SOCHI, Rusia (AP) — Yuka Sato dan Jason Dungjen memiliki olahraga skating kecil milik Perserikatan Bangsa-Bangsa.
Para pelatih di Detroit Skating Club melakukan perjalanan ke Olimpiade Sochi bersama siswa dari tiga negara. Pertimbangkan tantangan yang dihadapi dalam bahasa, perbedaan budaya, dan waktu bagi semua skater mereka.
“Ada banyak,” kata Sato tentang rintangan yang harus mereka atasi agar para skater mereka lolos ke pertandingan tersebut. “Hambatan bahasa mungkin sulit, meski tidak terlalu menjadi masalah. Kami memiliki skater dari Jepang, Italia, dan Amerika Serikat di sini, dan mereka memiliki banyak hal untuk dibiasakan di Detroit.”
Bahkan skater top Amerika mereka, juara nasional Jeremy Abbott, mengalami beberapa penyesuaian besar setelah pindah dari pelatih lain di Colorado — Abbott berasal dari Aspen — ke Motor City.
“Saya rindu sinar matahari Colorado,” katanya sambil tersenyum.
Sementara Abbott adalah murid utama mereka, Sato dan Dungjen juga memiliki Valentina Marchei dari Italia di tunggal putri dan pasangan Marumi Takahashi dan Ryuichi Kihara dari Jepang. Dungjen bekerja terpisah dengan pasangan Italia Stefania Berton dan Ondrej Hotarek.

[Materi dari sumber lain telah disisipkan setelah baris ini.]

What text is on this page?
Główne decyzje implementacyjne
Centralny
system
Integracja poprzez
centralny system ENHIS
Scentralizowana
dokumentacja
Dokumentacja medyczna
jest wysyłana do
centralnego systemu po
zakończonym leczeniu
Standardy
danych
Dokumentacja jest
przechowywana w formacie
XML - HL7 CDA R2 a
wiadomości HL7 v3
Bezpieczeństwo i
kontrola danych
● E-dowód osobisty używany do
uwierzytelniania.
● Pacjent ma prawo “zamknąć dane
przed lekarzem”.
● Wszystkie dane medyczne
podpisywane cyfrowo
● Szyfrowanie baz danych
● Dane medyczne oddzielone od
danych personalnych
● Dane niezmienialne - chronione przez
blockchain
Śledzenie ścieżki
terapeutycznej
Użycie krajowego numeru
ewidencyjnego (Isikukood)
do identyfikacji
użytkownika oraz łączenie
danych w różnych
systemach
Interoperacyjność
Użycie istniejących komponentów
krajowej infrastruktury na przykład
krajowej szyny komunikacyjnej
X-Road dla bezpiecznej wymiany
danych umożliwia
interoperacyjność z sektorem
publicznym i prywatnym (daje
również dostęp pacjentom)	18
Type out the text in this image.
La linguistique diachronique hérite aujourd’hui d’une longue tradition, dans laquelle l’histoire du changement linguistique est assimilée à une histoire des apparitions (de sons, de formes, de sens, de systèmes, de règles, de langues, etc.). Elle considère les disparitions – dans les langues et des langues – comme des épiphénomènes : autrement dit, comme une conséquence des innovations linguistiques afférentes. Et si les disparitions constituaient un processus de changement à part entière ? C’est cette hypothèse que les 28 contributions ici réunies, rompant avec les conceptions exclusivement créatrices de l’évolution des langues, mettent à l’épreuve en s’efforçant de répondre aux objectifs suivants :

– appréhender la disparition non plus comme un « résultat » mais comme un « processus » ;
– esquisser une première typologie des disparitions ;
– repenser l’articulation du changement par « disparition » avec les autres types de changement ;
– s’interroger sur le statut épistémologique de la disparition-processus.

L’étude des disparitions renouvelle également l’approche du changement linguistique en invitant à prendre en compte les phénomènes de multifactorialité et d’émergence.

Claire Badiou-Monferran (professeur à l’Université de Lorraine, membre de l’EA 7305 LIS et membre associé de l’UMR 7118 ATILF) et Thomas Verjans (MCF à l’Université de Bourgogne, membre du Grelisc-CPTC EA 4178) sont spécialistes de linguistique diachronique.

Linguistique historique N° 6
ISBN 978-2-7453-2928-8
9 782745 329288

Reputasi mereka sebagai pelatih telah berkembang hingga para skater dari beberapa negara mencari mereka. Bahwa Abbott, yang sudah menjadi juara nasional di bawah asuhan pelatih terkenal Tom Zakrajsek, akan pergi untuk bergabung dengan kandang Sato pada musim 2009-2010 menunjukkan sesuatu.
“Saya memerlukan perubahan arah dan perspektif baru dalam karier saya,” kata Abbott, “dan saya menemukannya pada Yuka.”
Sato, juara dunia Jepang tahun 1994, menghadapi dilema pada hari Selasa ketika pasangan Jepangnya berkompetisi dalam program pendek sementara Abbott dijadwalkan untuk berlatih di jalur latihan. Konflik seperti ini tidak jarang terjadi.
Selain itu, tidak banyak pelatih yang dapat mengklaim dua tunggal dan dua pasangan dalam daftar nama Olimpiade – meskipun banyak pelatih bekerja dengan skater dari lebih dari satu negara.
Tentu saja, Sato fasih berbahasa Inggris dan Jepang akan terbantu, dan Marchei serta Takahashi bisa berbahasa Inggris. Dia mengatakan Kihara memiliki lebih banyak penyesuaian dengan bahasa, dan dengan kebutuhan lainnya.
Seperti mengemudi.
“Anda harus bisa mengemudi di Detroit,” kata Sato. “Dia harus ingat untuk mengemudi dari sisi lain (Jepang). Dan dia harus belajar mengemudi di salju.”
“Kami mendapat salju di Michigan,” Dungjen menambahkan sambil tertawa.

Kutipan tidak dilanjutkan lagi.